For complex commercial systems to function, some kind of money is indispensable. A shoemaker in a money economy needs to know only the prices charged for various kinds of shoes – there is no need to memorise the exchange rates between shoes and apples or goats. Money also frees apple experts from the need to search out apple-craving shoemakers, because everyone always wants money. This is perhaps its most basic quality. Everyone always wants money because everyone else also always wants money, which means you can exchange money for whatever you want or need. The shoemaker will always be happy to take your money, because no matter what he really wants – apples, goats or a divorce – he can get it in exchange for money.
Money is thus a universal medium of exchange that enables people to convert almost everything into almost anything else. Brawn gets converted to brain when a discharged soldier finances his college tuition with his military benefits. Land gets converted into loyalty when a baron sells property to support his retainers. Health is converted to justice when a physician uses her fees to hire a lawyer – or bribe a judge. It is even possible to convert sex into salvation, as fifteenth-century prostitutes did when they slept with men for money, which they in turn used to buy indulgences from the Catholic Church.
Ideal types of money enable people not merely to turn one thing into another, but to store wealth as well. Many valuables cannot be stored – such as time or beauty. Some things can be stored only for a short time, such as strawberries. Other things are more durable, but take up a lot of space and require expensive facilities and care. Grain, for example, can be stored for years, but to do so you need to build huge storehouses and guard against rats, mould, water, fire and thieves. Money, whether paper, computer bits or cowry shells, solves these problems. Cowry shells don’t rot, are unpalatable to rats, can survive fires and are compact enough to be locked up in a safe.
In order to use wealth it is not enough just to store it. It often needs to be transported from place to place. Some forms of wealth, such as real estate, cannot be transported at all. Commodities such as wheat and rice can be transported only with difficulty. Imagine a wealthy farmer living in a moneyless land who emigrates to a distant province. His wealth consists mainly of his house and rice paddies. The farmer cannot take with him the house or the paddies. He might exchange them for tons of rice, but it would be very burdensome and expensive to transport all that rice. Money solves these problems. The farmer can sell his property in exchange for a sack of cowry shells, which he can easily carry wherever he goes.
Because money can convert, store and transport wealth easily and cheaply, it made a vital contribution to the appearance of complex commercial networks and dynamic markets.

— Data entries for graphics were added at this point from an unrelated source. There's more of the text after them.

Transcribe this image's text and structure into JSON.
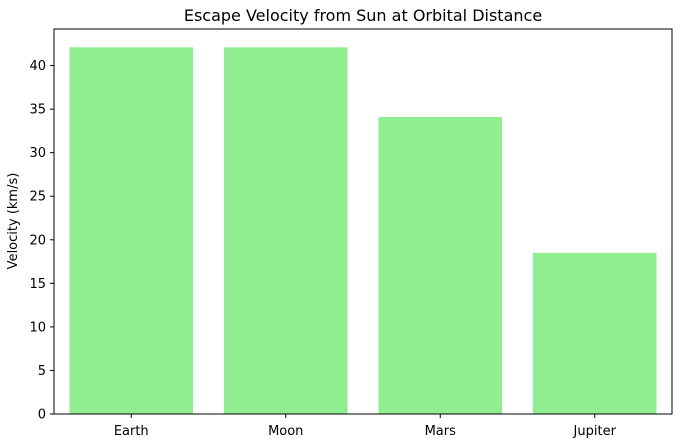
{
  "chart_data": {
    "type": "bar",
    "title": "Escape Velocity from Sun at Orbital Distance",
    "xlabel": "",
    "ylabel": "Velocity (km/s)",
    "categories": [
      "Earth",
      "Moon",
      "Mars",
      "Jupiter"
    ],
    "values": [
      42.1,
      42.1,
      34.1,
      18.5
    ],
    "ylim": [
      0,
      44.2
    ],
    "yticks": [
      0,
      5,
      10,
      15,
      20,
      25,
      30,
      35,
      40
    ],
    "bar_color": "#90ee90",
    "grid": false,
    "legend": "none"
  }
}
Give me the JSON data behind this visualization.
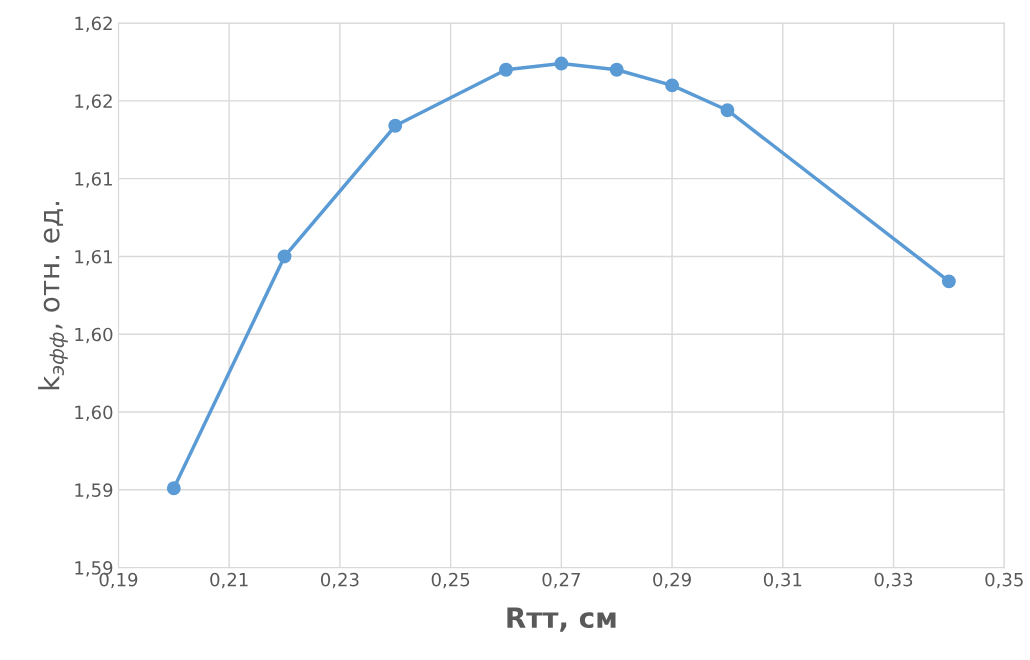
{
  "chart_data": {
    "type": "line",
    "xlabel": "Rтт, см",
    "ylabel": "k$_{эфф}$, отн. ед.",
    "x": [
      0.2,
      0.22,
      0.24,
      0.26,
      0.27,
      0.28,
      0.29,
      0.3,
      0.34
    ],
    "series": [
      {
        "color": "#5b9bd5",
        "values": [
          1.5901,
          1.605,
          1.6134,
          1.617,
          1.6174,
          1.617,
          1.616,
          1.6144,
          1.6034
        ]
      }
    ],
    "xlim": [
      0.19,
      0.35
    ],
    "xticks": [
      {
        "value": 0.19,
        "label": "0,19"
      },
      {
        "value": 0.21,
        "label": "0,21"
      },
      {
        "value": 0.23,
        "label": "0,23"
      },
      {
        "value": 0.25,
        "label": "0,25"
      },
      {
        "value": 0.27,
        "label": "0,27"
      },
      {
        "value": 0.29,
        "label": "0,29"
      },
      {
        "value": 0.31,
        "label": "0,31"
      },
      {
        "value": 0.33,
        "label": "0,33"
      },
      {
        "value": 0.35,
        "label": "0,35"
      }
    ],
    "ylim": [
      1.585,
      1.62
    ],
    "yticks": [
      {
        "value": 1.585,
        "label": "1,59"
      },
      {
        "value": 1.59,
        "label": "1,59"
      },
      {
        "value": 1.595,
        "label": "1,60"
      },
      {
        "value": 1.6,
        "label": "1,60"
      },
      {
        "value": 1.605,
        "label": "1,61"
      },
      {
        "value": 1.61,
        "label": "1,61"
      },
      {
        "value": 1.615,
        "label": "1,62"
      },
      {
        "value": 1.62,
        "label": "1,62"
      }
    ],
    "grid": true,
    "marker": "circle",
    "line_style": "solid"
  }
}
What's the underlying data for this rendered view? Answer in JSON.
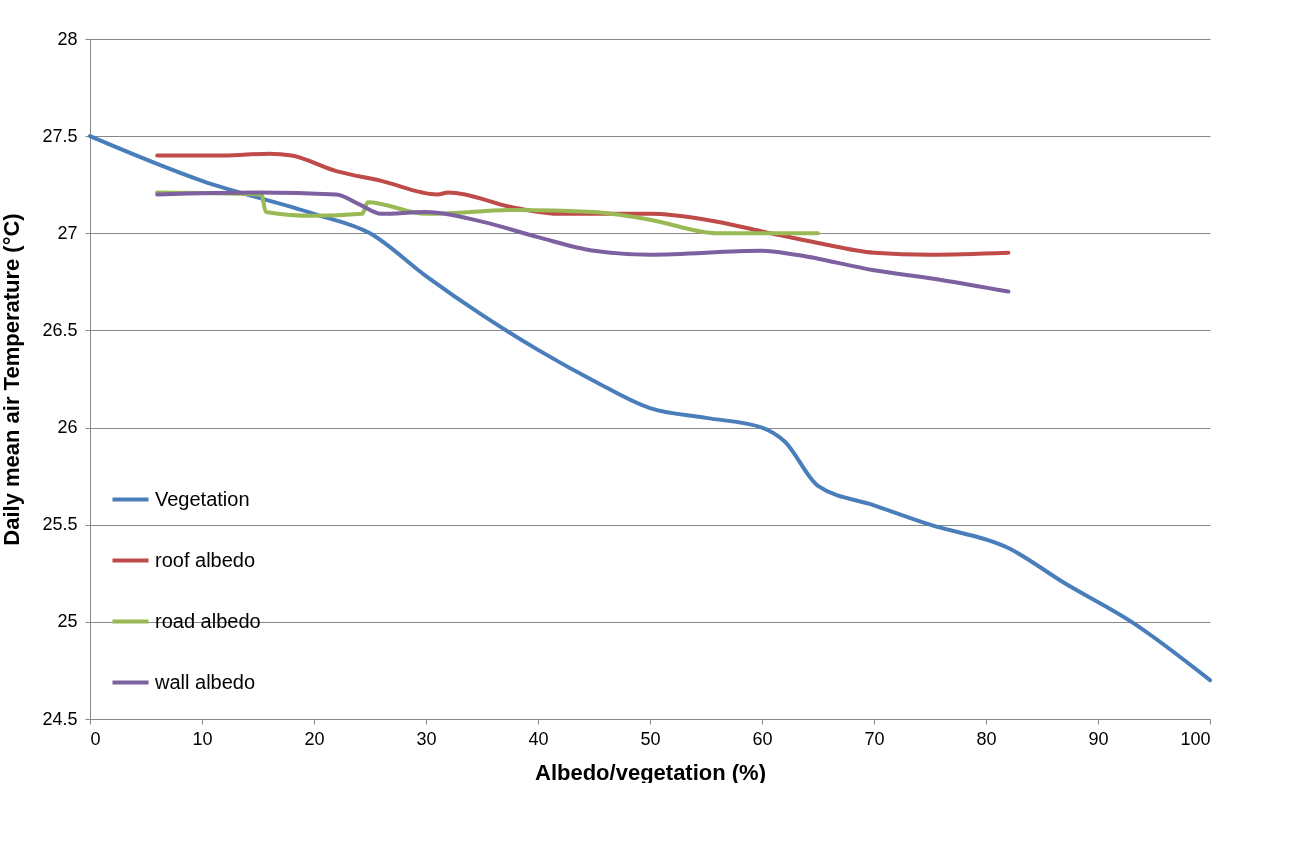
{
  "chart_data": {
    "type": "line",
    "xlabel": "Albedo/vegetation (%)",
    "ylabel": "Daily mean air Temperature (°C)",
    "xlim": [
      0,
      100
    ],
    "xticks": [
      0,
      10,
      20,
      30,
      40,
      50,
      60,
      70,
      80,
      90,
      100
    ],
    "ylim": [
      24.5,
      28
    ],
    "yticks": [
      24.5,
      25,
      25.5,
      26,
      26.5,
      27,
      27.5,
      28
    ],
    "grid": "y",
    "legend": "bottom left",
    "marker": "none",
    "line_style": "solid",
    "series": [
      {
        "name": "Vegetation",
        "color": "#4a7ebb",
        "x": [
          0,
          10,
          20,
          25,
          30,
          35,
          40,
          45,
          50,
          55,
          60,
          62,
          65,
          70,
          75,
          82,
          87,
          93,
          100
        ],
        "values": [
          27.5,
          27.27,
          27.1,
          27.0,
          26.78,
          26.58,
          26.4,
          26.24,
          26.1,
          26.05,
          26.0,
          25.93,
          25.7,
          25.6,
          25.5,
          25.38,
          25.2,
          25.0,
          24.7
        ]
      },
      {
        "name": "roof albedo",
        "color": "#be4b48",
        "x": [
          6,
          12,
          16,
          18,
          22,
          26,
          31,
          32,
          38,
          42,
          50,
          55,
          60,
          65,
          70,
          75,
          82
        ],
        "values": [
          27.4,
          27.4,
          27.41,
          27.4,
          27.32,
          27.27,
          27.2,
          27.21,
          27.13,
          27.1,
          27.1,
          27.07,
          27.01,
          26.95,
          26.9,
          26.89,
          26.9
        ]
      },
      {
        "name": "road albedo",
        "color": "#98b954",
        "x": [
          6,
          15.3,
          15.7,
          20,
          24.3,
          24.8,
          30,
          38,
          45,
          50,
          56,
          60,
          65
        ],
        "values": [
          27.21,
          27.2,
          27.11,
          27.09,
          27.1,
          27.16,
          27.1,
          27.12,
          27.11,
          27.07,
          27.0,
          27.0,
          27.0
        ]
      },
      {
        "name": "wall albedo",
        "color": "#7d60a0",
        "x": [
          6,
          15,
          22,
          24,
          26,
          30,
          35,
          40,
          45,
          50,
          60,
          63,
          70,
          76,
          82
        ],
        "values": [
          27.2,
          27.21,
          27.2,
          27.15,
          27.1,
          27.11,
          27.06,
          26.98,
          26.91,
          26.89,
          26.91,
          26.89,
          26.81,
          26.76,
          26.7
        ]
      }
    ]
  }
}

Without money, commercial networks and markets would have been doomed to remain very limited in their size, complexity and dynamism.
Cowry shells and dollars have value only in our common imagination. Their worth is not inherent in the chemical structure of the shells and paper, or their colour, or their shape. In other words, money isn’t a material reality – it is a psychological construct. It works by converting matter into mind. But why does it succeed? Why should anyone be willing to exchange a fertile rice paddy for a handful of useless cowry shells? Why are you willing to flip hamburgers, sell health insurance or babysit three obnoxious brats when all you get for your exertions is a few pieces of coloured paper?